Wei WANG

Lamont-Doherty Earth Observatory


The SST and upper-ocean heat content of the North Pacific (including the tropical Pacific) have been studied using an upper-ocean GCM coupled to an advective atmospheric mixed layer model. A hybrid vertical mixing scheme is used for the ocean mixed layer and interior mixing. The model grid is stretched such that the resolutions are about 1/4° - 1/3° in the equatorial region, 1/3° - 1/2° in the Kuroshio and its extension regions, and 1/2° to 3° in the rest of the basin. The large-scale dynamics, such as the equatorial currents, low-latitude western boundary currents, and the Kuroshio and its extension, have been reproduced. In particular, the model Kuroshio separates from the boundary between 35°N and 37°N, a latitude range comparable to that of the observed Kuroshio separation. The simulated annual mean climatology of SST is less than 2°C apart from the observed annual mean climatology over most of the model domain. The largest discrepancies occur in the south equatorial region and the subpolar gyre and along the California and Peru coasts. Sensitivities of the SST simulation to different wind stress products, including COADS, Hellerman and ECMWF, have been tested. The result shows that the simulated annual mean SST climatology does not change much over most of the model domain. However, a large warming occurs in the Kuroshio separation area when the Hellerman wind is used. This is because in this case the Oyashio is weaker and the Kuroshio water thus penetrates further to the north.

A hindcasting run for the period of 1969-1989 have reproduced the major El Niño events in the tropical Pacific and the trans-Pacific propagations of the warming anomalies associated with these events in the eastern Pacific. The run has also shown the gyre-scale advection of warming/cooling anomalies generated in the Kuroshio Extension and North Pacific Current regions around both the subtropical and subpolar gyres.

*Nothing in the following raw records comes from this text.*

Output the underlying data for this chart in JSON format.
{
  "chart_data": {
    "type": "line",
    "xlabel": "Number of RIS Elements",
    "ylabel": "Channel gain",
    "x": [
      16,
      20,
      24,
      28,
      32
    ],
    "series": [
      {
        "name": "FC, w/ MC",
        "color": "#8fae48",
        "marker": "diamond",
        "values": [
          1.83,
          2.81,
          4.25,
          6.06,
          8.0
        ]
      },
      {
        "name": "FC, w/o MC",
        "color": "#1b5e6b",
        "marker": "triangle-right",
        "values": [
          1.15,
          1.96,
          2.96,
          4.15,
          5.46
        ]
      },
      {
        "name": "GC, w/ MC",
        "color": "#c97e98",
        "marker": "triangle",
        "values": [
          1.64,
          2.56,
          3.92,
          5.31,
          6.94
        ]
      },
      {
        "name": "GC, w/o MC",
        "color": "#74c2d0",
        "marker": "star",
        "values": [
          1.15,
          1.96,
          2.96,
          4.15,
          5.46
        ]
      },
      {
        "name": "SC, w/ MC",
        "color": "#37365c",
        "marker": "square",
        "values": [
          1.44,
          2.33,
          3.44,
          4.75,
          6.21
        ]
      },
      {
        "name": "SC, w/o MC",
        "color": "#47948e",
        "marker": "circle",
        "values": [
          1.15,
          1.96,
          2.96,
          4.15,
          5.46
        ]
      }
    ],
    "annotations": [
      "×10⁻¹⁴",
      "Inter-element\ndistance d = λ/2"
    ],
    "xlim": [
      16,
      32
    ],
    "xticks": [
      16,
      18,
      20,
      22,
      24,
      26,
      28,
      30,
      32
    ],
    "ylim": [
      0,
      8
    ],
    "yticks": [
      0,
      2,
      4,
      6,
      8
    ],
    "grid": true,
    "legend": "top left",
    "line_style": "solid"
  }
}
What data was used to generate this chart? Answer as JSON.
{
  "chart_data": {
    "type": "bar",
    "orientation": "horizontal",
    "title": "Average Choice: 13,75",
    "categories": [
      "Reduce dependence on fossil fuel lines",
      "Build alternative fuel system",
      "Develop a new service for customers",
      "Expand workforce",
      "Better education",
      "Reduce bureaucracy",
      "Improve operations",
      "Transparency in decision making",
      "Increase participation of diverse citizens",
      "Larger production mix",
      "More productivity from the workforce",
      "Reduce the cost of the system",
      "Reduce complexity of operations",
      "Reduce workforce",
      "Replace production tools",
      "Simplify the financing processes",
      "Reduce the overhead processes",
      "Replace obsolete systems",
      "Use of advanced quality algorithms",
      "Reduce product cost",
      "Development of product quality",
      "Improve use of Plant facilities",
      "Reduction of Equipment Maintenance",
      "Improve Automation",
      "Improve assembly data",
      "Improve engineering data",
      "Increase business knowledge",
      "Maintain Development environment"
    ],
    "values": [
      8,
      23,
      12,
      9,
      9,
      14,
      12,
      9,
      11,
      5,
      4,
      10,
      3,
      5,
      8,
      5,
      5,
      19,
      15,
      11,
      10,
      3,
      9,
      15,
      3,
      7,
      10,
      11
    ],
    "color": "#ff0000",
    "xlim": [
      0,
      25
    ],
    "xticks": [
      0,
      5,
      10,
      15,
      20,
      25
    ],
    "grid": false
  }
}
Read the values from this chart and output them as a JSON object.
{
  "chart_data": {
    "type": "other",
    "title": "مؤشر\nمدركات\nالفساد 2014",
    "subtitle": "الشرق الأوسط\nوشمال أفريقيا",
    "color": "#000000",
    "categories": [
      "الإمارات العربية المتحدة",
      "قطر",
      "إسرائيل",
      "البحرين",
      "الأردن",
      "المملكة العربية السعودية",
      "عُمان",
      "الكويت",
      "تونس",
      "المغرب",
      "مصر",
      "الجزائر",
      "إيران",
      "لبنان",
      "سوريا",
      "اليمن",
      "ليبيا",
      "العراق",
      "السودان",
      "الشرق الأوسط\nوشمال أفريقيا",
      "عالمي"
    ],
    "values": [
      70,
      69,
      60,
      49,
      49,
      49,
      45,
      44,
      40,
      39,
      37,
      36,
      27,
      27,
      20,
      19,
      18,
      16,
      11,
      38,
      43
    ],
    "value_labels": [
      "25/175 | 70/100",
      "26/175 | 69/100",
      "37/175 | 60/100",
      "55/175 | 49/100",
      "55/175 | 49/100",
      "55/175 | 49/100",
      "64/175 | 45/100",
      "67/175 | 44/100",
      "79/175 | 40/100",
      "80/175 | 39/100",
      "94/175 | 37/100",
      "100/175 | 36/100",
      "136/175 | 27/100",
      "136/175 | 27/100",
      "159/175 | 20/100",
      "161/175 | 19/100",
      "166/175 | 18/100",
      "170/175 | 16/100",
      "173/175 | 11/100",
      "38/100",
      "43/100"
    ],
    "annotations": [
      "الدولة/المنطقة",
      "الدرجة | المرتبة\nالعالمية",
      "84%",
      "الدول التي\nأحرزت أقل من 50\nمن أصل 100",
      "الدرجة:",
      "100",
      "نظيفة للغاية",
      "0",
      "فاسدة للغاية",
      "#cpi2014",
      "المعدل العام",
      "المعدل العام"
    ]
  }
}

The interaction between the tropical Pacific and extratropical North Pacific Oceans at interannual and decadal scales has also been investigated through two additional runs, in which either the tropical ocean or the extratropical ocean are excluded from the model domain. By excluding the tropical ocean, the trans-Pacific propagating warming anomalies from the El Niño events are no longer observed in the extratropical ocean, and the interannual and decadal variabilities of the extratropical SST and upper-ocean heat content are generally smaller. These changes indicate the importance of the tropical ocean to the extratropical variability. By excluding the extratropical ocean, however, the tropical El Niño events are affected at minor levels, which indicates the local oceanic nature of these tropical interannual variations.